Paul Robertson (1979), pixel artist. Couldn't find much info on him around the internet, but as far as I got to know, he lives and studies in Melbourne, Australia. His work is a mix of superflatness post modernity completely adept of manga and anime drawing style. Most works depict a colorful world populated by superdeformed (SD) characters, being only apart of the works that depict videogame-ish action screens, even though the character styles are the same.
The joyful mess he provides us with is somewhat closely familiar. Well, at least for me. I feel inspired by his works as I am also a creation of the gamer stereotype from the eighties. The lo-tech stuff he produces touches me nostalgically as I remember my childhood and those difficult days where the hardest thing on earth was to come from school and try one more time to get through the forest stage of Alexx Kid. The color combinations and the animated GIFs are amazingly well thought, and I feel like I can almost laugh at every new file I see.
Plus, there's an obvious japan touch to it. Being so close to the land of the rising sun must have something to do with that. Most of the games he shows, like Disgaea and Persona 3, are the ones I'm currently playing or feel interested for. And these games are all J-designed, meaning they have that anime style universe as art direction, wich is wonderfully flat and nonsense and inspires Paul so much.
The nonsense in fact seems to be a recurring theme. animated GIFs of cats with exploding heads, the cuteness factor in characterized bricks or other common objects, clompletely loose game screens with animation feel.
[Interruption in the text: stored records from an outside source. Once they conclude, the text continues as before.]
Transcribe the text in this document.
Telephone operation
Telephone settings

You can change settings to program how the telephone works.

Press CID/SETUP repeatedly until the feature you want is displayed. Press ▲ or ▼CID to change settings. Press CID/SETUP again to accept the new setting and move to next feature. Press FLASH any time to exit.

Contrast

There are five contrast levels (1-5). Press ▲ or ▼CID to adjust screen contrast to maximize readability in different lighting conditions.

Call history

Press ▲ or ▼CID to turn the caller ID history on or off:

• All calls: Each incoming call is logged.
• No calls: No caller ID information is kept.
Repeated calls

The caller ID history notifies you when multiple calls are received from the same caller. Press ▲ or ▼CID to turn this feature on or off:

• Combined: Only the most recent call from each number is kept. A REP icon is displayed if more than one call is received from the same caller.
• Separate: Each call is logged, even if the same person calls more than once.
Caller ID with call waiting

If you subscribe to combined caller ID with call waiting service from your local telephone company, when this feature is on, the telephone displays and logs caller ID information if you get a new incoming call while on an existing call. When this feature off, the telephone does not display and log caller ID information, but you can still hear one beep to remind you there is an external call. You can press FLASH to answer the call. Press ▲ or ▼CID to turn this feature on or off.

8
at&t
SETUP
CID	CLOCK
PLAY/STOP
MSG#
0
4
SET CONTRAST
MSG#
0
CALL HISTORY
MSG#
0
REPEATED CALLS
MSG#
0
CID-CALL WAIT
The interesting thing here is that Paul shows a great diversion of characters in odd situations. I'm not really sure if most of them are original creations or else. He has also made a few animations wich I cannot watch at the moment, as I'm writing from work.
Paul usually posts his stuff to his livejournal page, but he also contributes to The Mecha Fetus Visual Blog, a visual art design blog made to share "beautiful imagery with the beautiful world".